1.Start early, maintain discipline, budget wisely

    It sounds pretty simple, but, it’s all about setting goals early and being disciplined. It’s not just about saving money, but about investing money in growth assets like shares and property, rather than in lifestyle assets such as luxury cars and extravagant holidays.

2. Matching goals to reality

    While discipline is crucial, goal-setting is also important. To retire early, you have to work out realistic lifestyle goals now and when you retire.

3. You need cash flow

    People who achieve reasonable cash flow and invest wisely are more likely to retire early. A well-paid job in the right industry or your own small business will help your cause, especially if you get your "foot in the door" early.

4. More risk equals better returns

    To get better investment returns, you must be prepared to take more risk. Starting early and sticking to your investment strategy, you have the potential to create significant wealth and retire early. And if it goes wrong, you’ll still be young enough to start over. Determine your risk “comfort levels” and invest accordingly.

5. Taking a direct approach

    Those who retire early tend to take a "Do It Yourself" approach rather than relying on managed investment vehicles for building wealth. Many early retirees might have built their wealth through a successful career or business.Those are individuals who are used to having "hands on" and aren’t comfortable with somebody else managing their money. They will only outsource the management of their money if they don’t have easy access to a particular investment.

6. Gearing

    Gearing is a common strategy for investors who don’t have the funds to buy an investment outright, yet want to access the long-term rewards offered by quality assets like shares, property, or even artworks. By combining borrowed funds with your own money, you are better positioned to reach your financial goals – and reach them faster. But be warned, gearing involves risk, and the higher the gearing, the higher the risk.

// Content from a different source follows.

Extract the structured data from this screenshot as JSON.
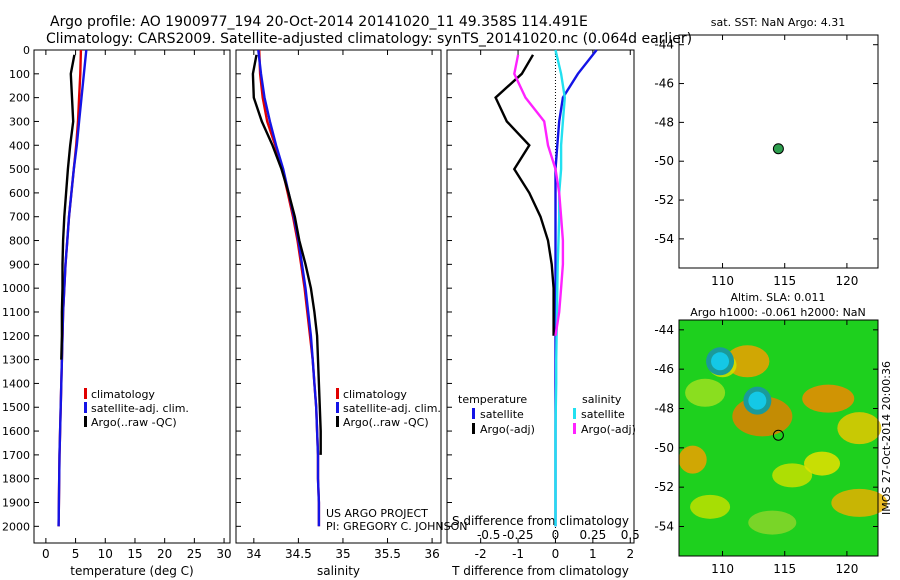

7. How the tax system can help

    While gearing is becoming more popular, understanding the tax implications of an investment are also very important. Borrowing money for an investment that is not producing the returns you need after tax has been deducted, will cause you to become unstuck.

8. Super as a safety net

    It is suggested that if your other strategies don’t work, making extra super contributions can provide a “buffer zone”. However, it’s not necessarily the best strategy if you’re planning an early retirement. Preservation age is currently 55, but will gradually increase to 60 by 2015.